Atualmente, o futuro SCF da UE prevê que os Estados-Membros possam atribuir diretamente parte do financiamento disponível na forma de apoio ao rendimento de determinados agregados familiares com baixos rendimentos. Para garantir que o apoio direto ao rendimento incentiva a poupança de energia a longo prazo e a mudança de comportamentos, uma sugestão poderia ser a utilização de parte deste financiamento para cobrir o custo do investimento necessário associado à integração de famílias vulneráveis numa comunidade de energia. Em vez de visarem o retorno económico através de tarifas de aquisição, estas comunidades energéticas deveriam centrar-se no desencadeamento de descontos nos custos de eletricidade dos agregados familiares participantes através de modelos como o autoconsumo coletivo, a partilha de energia e a contagem líquida (virtual).
Para além das medidas nacionais pertinentes, é consensual entre os países analisados que as soluções a nível local são cruciais para combater eficazmente a pobreza energética. É necessário mais apoio estrutural e financeiro para ajudar os governos locais a identificarem e apoiarem os cidadãos em situação de pobreza energética. Como já foi referido, há muitos exemplos de apoio direto oferecido a nível municipal aos agregados familiares em situação de pobreza energética em toda a Europa.

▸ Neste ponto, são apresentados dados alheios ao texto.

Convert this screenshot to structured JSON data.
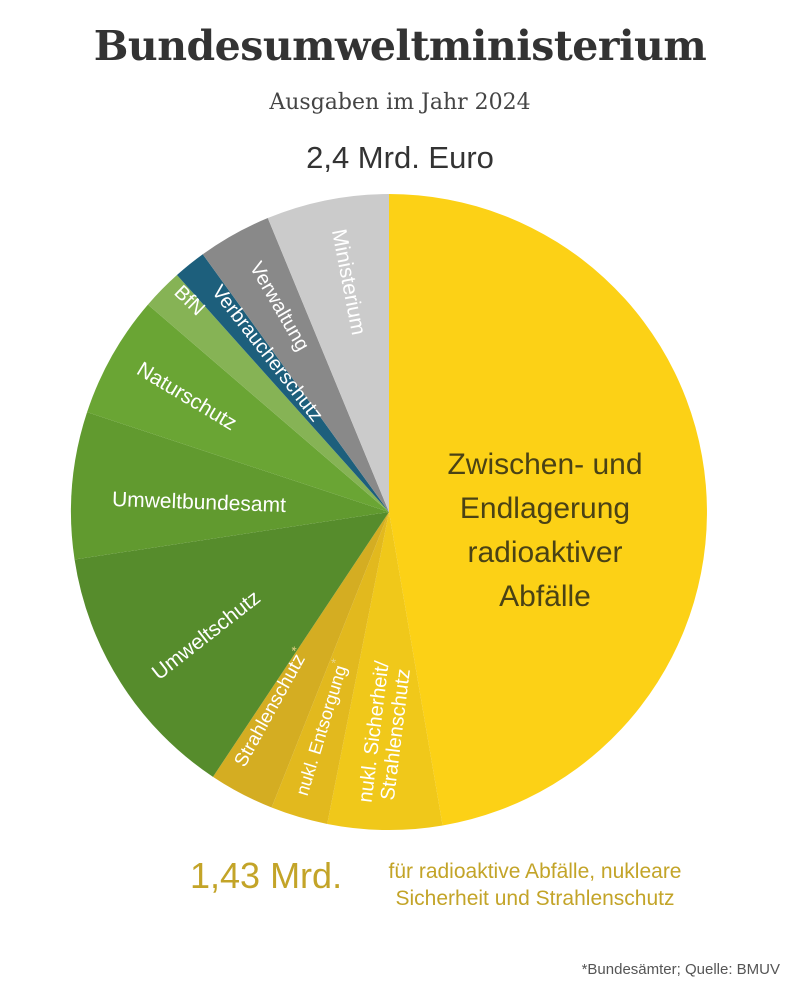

Na Grécia, vários municípios estão a basear-se em programas existentes, como o de assistência a idosos, para identificar e visitar agregados familiares que se debatem com o pagamento das suas contas de energia. A confiança é tudo quando se trata deste tipo de trabalho, e os funcionários municipais estão numa posição ideal para a criar.
Uma ferramenta acessível em termos de utilização que pode ajudar os funcionários municipais a atingirem este objetivo é a POWER TARGET, que identifica os cidadãos em situação de pobreza energética através de uma abordagem baseada em dados. É preenchido um inquérito com informações sobre o rendimento, o consumo de eletricidade em kWhs, o custo e o consumo de combustível para aquecimento, juntamente com uma autoavaliação sobre o conforto térmico experienciado pelo utilizador. A ferramenta utiliza, então, os dados para calcular em que medida o agregado familiar pode ser considerado energeticamente pobre.
Os dados dos roteiros nacionais resultantes do POWERPOOR e os exemplos de ações que vão à raiz do problema, como as ilustradas em Portugal, Espanha e Grécia, mostram que muitos governos locais têm um grande interesse em adotar abordagens inovadoras para combater a pobreza energética. A melhor forma de o fazer é no âmbito de um quadro nacional que compreenda que, para combater eficazmente a pobreza energética, os governos locais devem ser apoiados na prestação de serviços adaptados às realidades dos cidadãos.
Artigo publicado originalmente na edição de Novembro/Dezembro de 2023 da Edifícios e Energia
As conclusões expressas são da responsabilidade dos autores.